京都学園大学(4月に京都先端科学大学に改称)に私財100億円以上を投じ改革を始めた。偏差値主義に偏り、社会で即戦力にならない大学教育は間違っていると言う。日本経済立て直しは教育から。カリスマ経営者はそう訴える。

(聞き手は 本誌編集長 東 昌樹)

(写真=菅野 勝男)
(写真=菅野 勝男)
PROFILE

永守 重信[ながもり・しげのぶ]氏
1944年生まれ。67年職業訓練大学校(現・職業能力開発総合大学校)電気科卒。ティアックなどを経て73年に日本電産を創業、社長に就任。経営不振企業のM&A(合併・買収)などを通じて世界一のモーターメーカーに育てた。2014年から会長兼務、18年6月社長職を譲り、会長CEOに。私財100億円以上を投じて京都学園大学(現・京都先端科学大学)の改革に乗り出し、同大学を運営する京都学園(現・永守学園)理事長に就任した。
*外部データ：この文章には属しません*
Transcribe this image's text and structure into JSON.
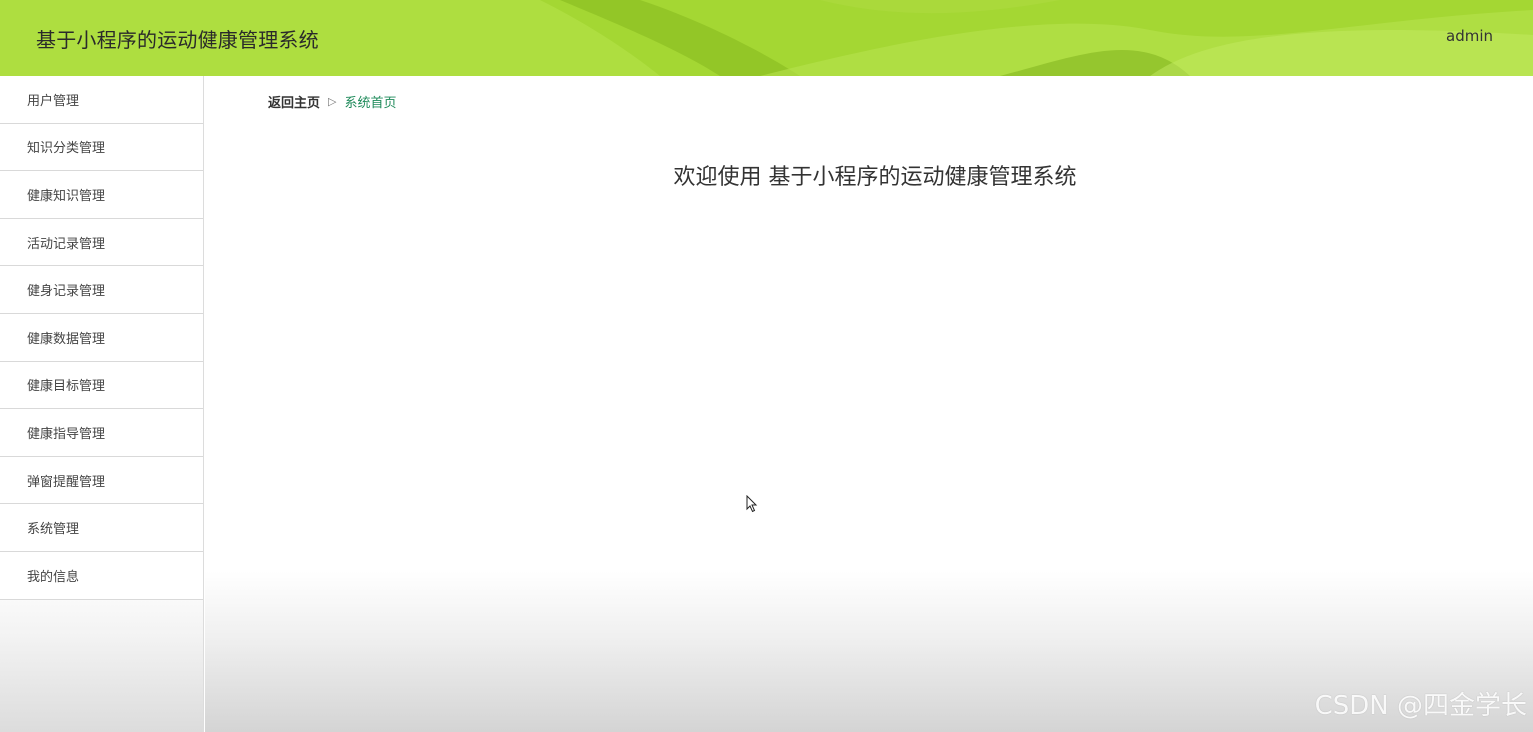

昨年3月、京都学園大学を運営する京都学園(現・永守学園)の理事長に就任されました。「日本は大学改革が必要だ」と訴えておられますね。

 今から大学に入る学生なんて100歳まで生きる時代でしょう。そんな時代に、18歳の時の偏差値で人生を決めてどうするんだと言いたいわけです。

 今の教育は間違っていると思いますね。東京大学、京都大学……といったブランド主義が目立ちます。でもね、偏差値なんて結局、暗記とテクニックの問題なんですよ。だから予備校に行けば(ブランド大学にも)入れるわけ。でも予備校や家庭教師には金が掛かりますから、東大に入ろうと思ったらもう年収1000万円以下の家庭では難しくなっている。

 しかも、大学では社会に出て役に立つ教育をしていない。英語もしゃべれないし、経済・経営学部を出ていても決算書一つも読めない。工学部出身でも技術者としての専門性が足りない。それで大学出といえるのかと思いますね。

 こう言うと、永守さんが考えているのは専門学校じゃないかという人がいる。大学は基礎的なことを教えればいいんですというわけですよ。

 何を言っているのかと思いますね。今から60年、70年前は大学卒が少なかったから教養を身につける意味があった。「さすが大学出は違うな」と感じたものです。今は50%以上が大学に進学するけど、それが変わっていない。